使用Python从IMDB网站抓取热门票房列表

-2 投票
3 回答
597 浏览
提问于 2025-04-18 08:01

网址:http://www.imdb.com/chart/?ref_=nv_ch_cht_2

我想让你从上面的网站上打印出最新的票房排行榜(包括所有电影的排名、标题、周末票房、总票房和上映周数,按顺序排列)

示例输出:
排名:1
标题:哥斯拉
周末票房:$93.2M
总票房:$93.2M
上映周数:1
排名:2
标题:邻居

3 个回答

0

下面这个Python脚本可以帮你获取:
1) 来自IMDb的票房最高电影列表
2) 以及每部电影的演员名单

from lxml.html import parse

def imdb_bo(no_of_movies=5):
    bo_url = 'http://www.imdb.com/chart/'
    bo_page = parse(bo_url).getroot()
    bo_table = bo_page.cssselect('table.chart')
    bo_total = len(bo_table[0][2])

    if no_of_movies <= bo_total:
        count = no_of_movies
    else:
        count = bo_total

    movies = {}

    for i in range(0, count):
        mo = {}
        mo['url'] = 'http://www.imdb.com'+bo_page.cssselect('td.titleColumn')[i][0].get('href')
        mo['title'] = bo_page.cssselect('td.titleColumn')[i][0].text_content().strip()
        mo['year'] = bo_page.cssselect('td.titleColumn')[i][1].text_content().strip(" ()")
        mo['weekend'] = bo_page.cssselect('td.ratingColumn')[i*2].text_content().strip()
        mo['gross'] = bo_page.cssselect('td.ratingColumn')[(i*2)+1][0].text_content().strip()
        mo['weeks'] = bo_page.cssselect('td.weeksColumn')[i].text_content().strip()

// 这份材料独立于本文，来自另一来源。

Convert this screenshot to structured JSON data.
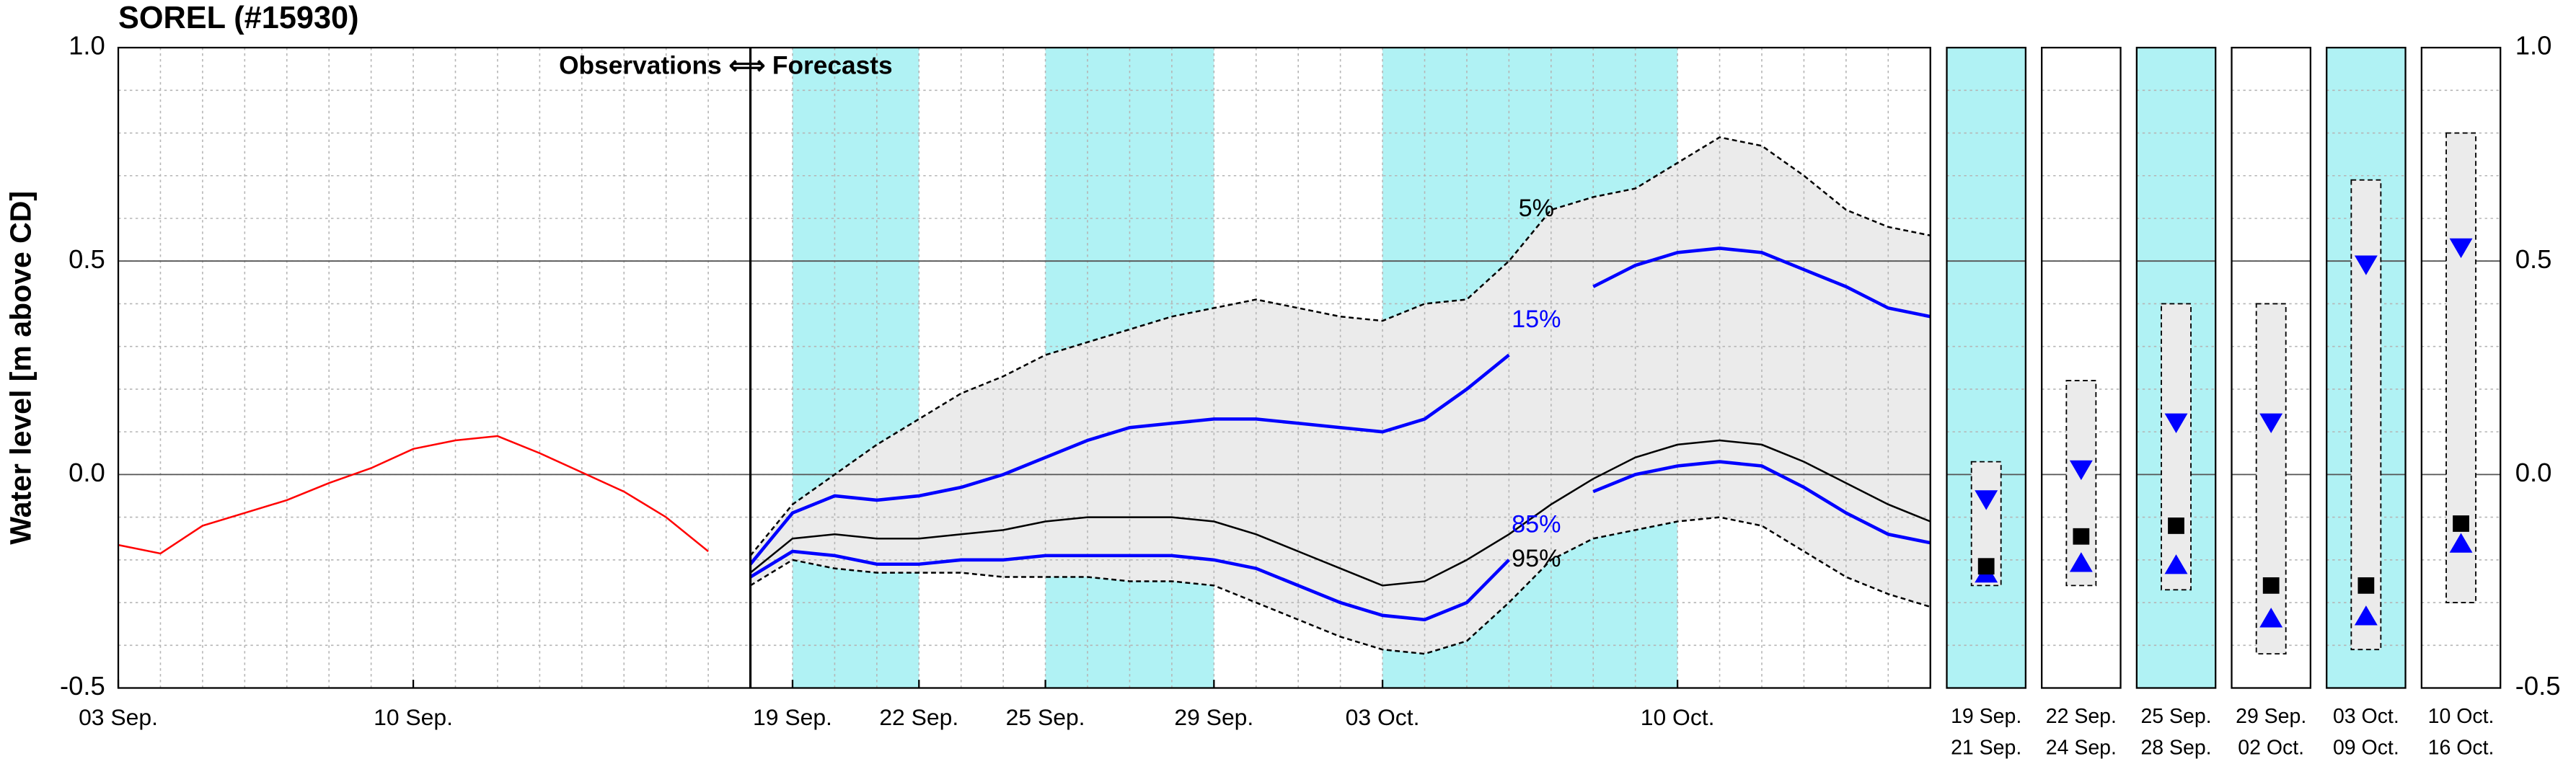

        m_page = parse(mo['url']).getroot()
        m_casttable = m_page.cssselect('table.cast_list')

        flag = 0
        mo['cast'] = []
        for cast in m_casttable[0]:
            if flag == 0:
                flag = 1
            else:
                m_starname = cast[1][0][0].text_content().strip()
                mo['cast'].append(m_starname)

        movies[i] = mo

    return movies


if __name__ == '__main__':

    no_of_movies = raw_input("Enter no. of Box office movies to display:")
    bo_movies = imdb_bo(int(no_of_movies))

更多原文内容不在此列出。